If you’re bored of standard CRUD apps and want to build the infrastructure for the next generation of autonomous intelligence—with real accountability for model behaviour in production—let’s talk.
Key Responsibilities
- Platform & ownership: Own and evolve large parts of the stack (frontend and backend), not narrow tickets—workflow catalog, runtime integration, workspace UX, and the services that connect them.
- Platform feature engineering: Develop and maintain the Workflow and Perception Engines, and continual learning touchpoints as they land in the codebase, including observability and operational clarity for agent runs.
- AI implementation & critique: Partner on agent tools, causal / graph-grounded interactions, and workflow node patterns; debug agent loops (tools, retries, grounding failures) end-to-end with a sceptical eye toward hallucination, leakage, and cost.
- Evals & model lifecycle: Define and run evaluation harnesses (automated and human-in-the-loop where needed), track regressions when prompts/models/retrieval change, and contribute to decisions on when to fine-tune, swap embeddings, or restructure RAG—not static one-off demos.
- Retrieval and vectors: Design and operate embedding + chunking pipelines, vector store usage (e.g. per-tenant collections), metadata for retrieval, and hybrid strategies: vector similarity + keyword + graph expansion where the product requires it.
- API & schema design: Design and implement clear contracts between GCP backend (Cloud Run, Pub/Sub, Firestore) and the workspace frontend (GraphQL) where Neo4j / GraphQL surfaces apply.
- Frontend excellence: Build the collaborative workspace with Vue 3 and VueFlow—complex state, long-lived sessions, enterprise-appropriate data density (tables, charts, boards) without sacrificing clarity; performance on large graphs and lists (virtualisation where needed); accessibility as a default.
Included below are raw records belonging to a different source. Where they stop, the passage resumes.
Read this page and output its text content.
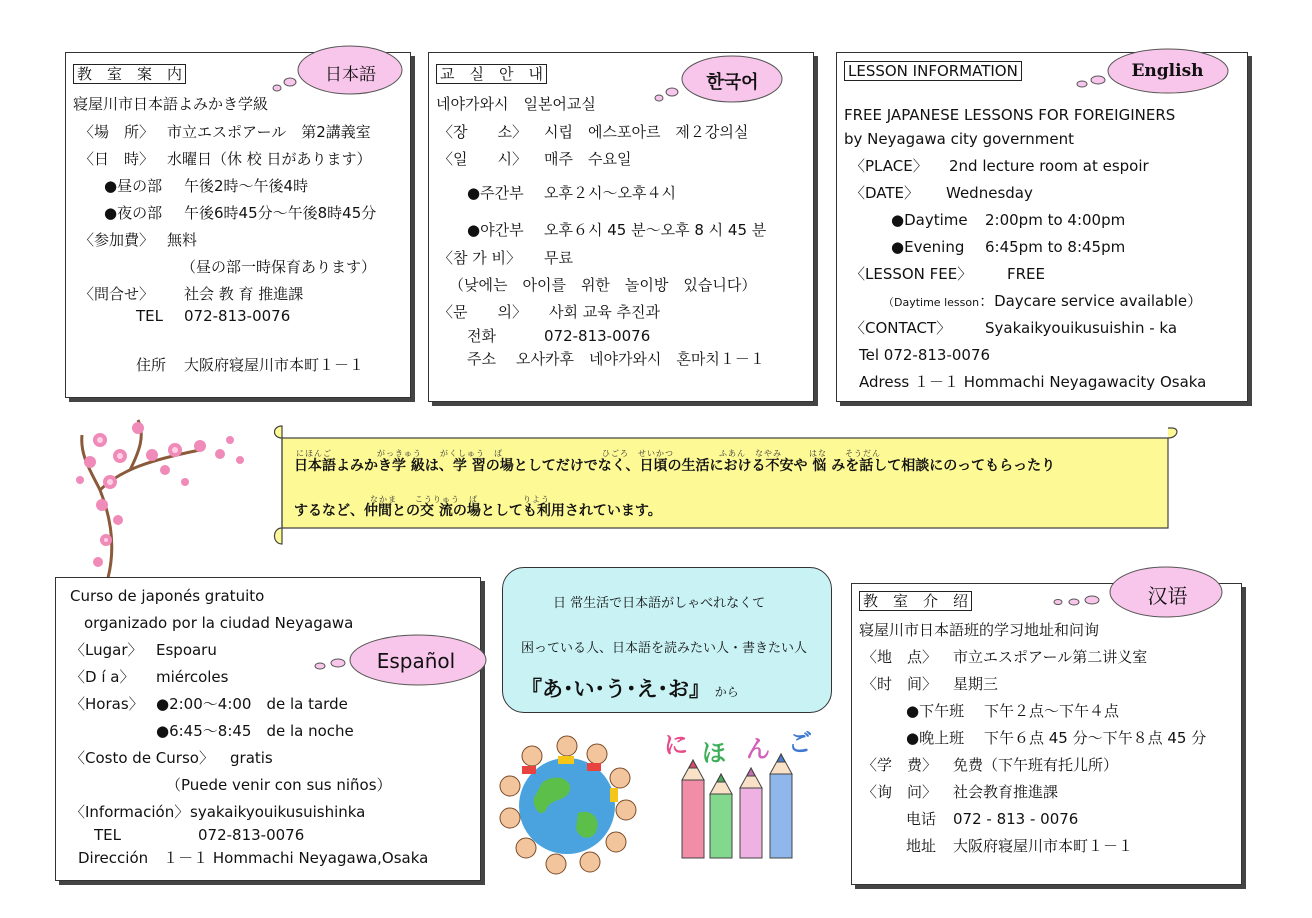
教　室　案　内
寝屋川市日本語よみかき学級
〈場　所〉 市立エスポアール　第2講義室
〈日　時〉 水曜日（休 校 日があります）
●昼の部 午後2時～午後4時
●夜の部 午後6時45分～午後8時45分
〈参加費〉 無料
（昼の部一時保育あります）
〈問合せ〉 社会 教 育 推進課
TEL 072-813-0076
住所 大阪府寝屋川市本町１－１
日本語	교　실　안　내
네야가와시　일본어교실
〈장　　소〉 시립　에스포아르　제２강의실
〈일　　시〉 매주　수요일
●주간부 오후２시～오후４시
●야간부 오후６시 45 분～오후 8 시 45 분
〈참 가 비〉 무료
（낮에는　아이를　위한　놀이방　있습니다）
〈문　　의〉 사회 교육 추진과
전화	072-813-0076
주소 오사카후　네야가와시　혼마치１－１
한국어
LESSON INFORMATION
FREE JAPANESE LESSONS FOR FOREIGINERS
by Neyagawa city government
〈PLACE〉 2nd lecture room at espoir
〈DATE〉 Wednesday
●Daytime 2:00pm to 4:00pm
●Evening 6:45pm to 8:45pm
〈LESSON FEE〉 FREE
（Daytime lesson：Daycare service available）
〈CONTACT〉 Syakaikyouikusuishin - ka
Tel 072-813-0076
Adress １－１ Hommachi Neyagawacity Osaka
English
にほんご　　　　　がっきゅう　　がくしゅう　ば　　　　　　　　　　　ひごろ　せいかつ　　　　　ふあん　なやみ　　　はな　　そうだん
日本語よみかき学 級は、学 習の場としてだけでなく、日頃の生活における不安や 悩 みを話して相談にのってもらったり
なかま　　こうりゅう　ば　　　　　りよう
するなど、仲間との交 流の場としても利用されています。
Curso de japonés gratuito
organizado por la ciudad Neyagawa
〈Lugar〉 Espoaru
〈D í a〉 miércoles
〈Horas〉 ●2:00～4:00　de la tarde
●6:45～8:45　de la noche
〈Costo de Curso〉 gratis
（Puede venir con sus niños）
〈Información〉 syakaikyouikusuishinka
TEL	072-813-0076
Dirección　１－１ Hommachi Neyagawa,Osaka
Español
日 常生活で日本語がしゃべれなくて
困っている人、日本語を読みたい人・書きたい人
『あ･い･う･え･お』 から
に ほ ん ご
教　室　介　绍
寝屋川市日本語班的学习地址和问询
〈地　点〉 市立エスポアール第二讲义室
〈时　间〉 星期三
●下午班 下午２点～下午４点
●晚上班 下午６点 45 分～下午８点 45 分
〈学　费〉 免费（下午班有托儿所）
〈询　问〉 社会教育推進課
电话 072 - 813 - 0076
地址 大阪府寝屋川市本町１－１
汉语
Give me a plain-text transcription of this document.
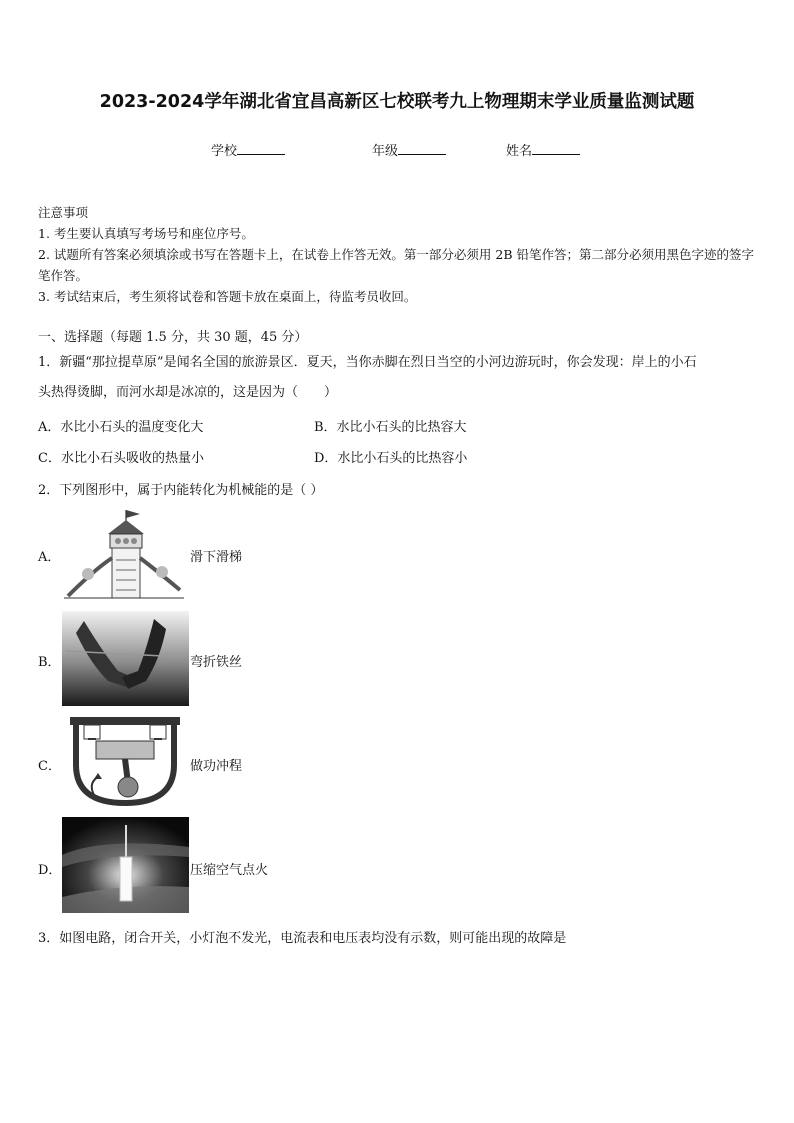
2023-2024学年湖北省宜昌高新区七校联考九上物理期末学业质量监测试题
学校	年级	姓名

注意事项

1. 考生要认真填写考场号和座位序号。

2. 试题所有答案必须填涂或书写在答题卡上，在试卷上作答无效。第一部分必须用 2B 铅笔作答；第二部分必须用黑色字迹的签字笔作答。

3. 考试结束后，考生须将试卷和答题卡放在桌面上，待监考员收回。

一、选择题（每题 1.5 分，共 30 题，45 分）
1．新疆“那拉提草原”是闻名全国的旅游景区．夏天，当你赤脚在烈日当空的小河边游玩时，你会发现：岸上的小石
头热得烫脚，而河水却是冰凉的，这是因为（　　）
A．水比小石头的温度变化大	B．水比小石头的比热容大
C．水比小石头吸收的热量小	D．水比小石头的比热容小
2．下列图形中，属于内能转化为机械能的是（ ）
A．	滑下滑梯
B．	弯折铁丝
C．	做功冲程
D．	压缩空气点火
3．如图电路，闭合开关，小灯泡不发光，电流表和电压表均没有示数，则可能出现的故障是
- Data pipelines: Build and optimise systems that capture granular decision traces and usage signals (e.g. BigQuery) so product and models improve from real human–agent interactions, not guesswork.
Technical Requirements
- Experience: 5+ years of professional full-stack development, ideally in technical B2B SaaS or API-first environments—with evidence of owning multi-surface features (services + client), not single-layer work.
- Backend expertise: Deep understanding of modern cloud architectures: microservices, serverless compute, and event-driven systems using Pub/Sub or similar message buses.
- Frontend proficiency: Strong experience with Vue 3 (or comparable) and complex interactive flows (e.g. VueFlow); comfortable leading UI architecture where state and performance matter.
- Database knowledge: Practical experience with NoSQL (Firestore) and graph databases (Neo4j).
- AI/ML depth: Hands-on shipping of LLMs, agents, tool calling, RAG, and prompt workflows in production—plus a track record of evaluation: defining metrics, test sets, regression gates, and explainable failure analysis—not only integrating an API. We will expect real depth in conversation and code review.
- Model lifecycle literacy: Familiarity with tradeoffs for embedding models and vector stores; ability to work with or own pieces of training / fine-tuning or adapter workflows when product requirements go beyond off-the-shelf inference.
Nice to Have
- Experience with AI orchestration frameworks (e.g. Mastra AI, LangChain, LlamaIndex).
- Familiarity with LLM/ML observability and eval tooling (e.g. Langfuse, Weights & Biases, custom harnesses).
- Data orchestration tools (e.g. Restate) or complex analytics in BigQuery.
- Direct experience in Google Cloud Platform (GCP).
- Background in data science, applied ML, or AI research.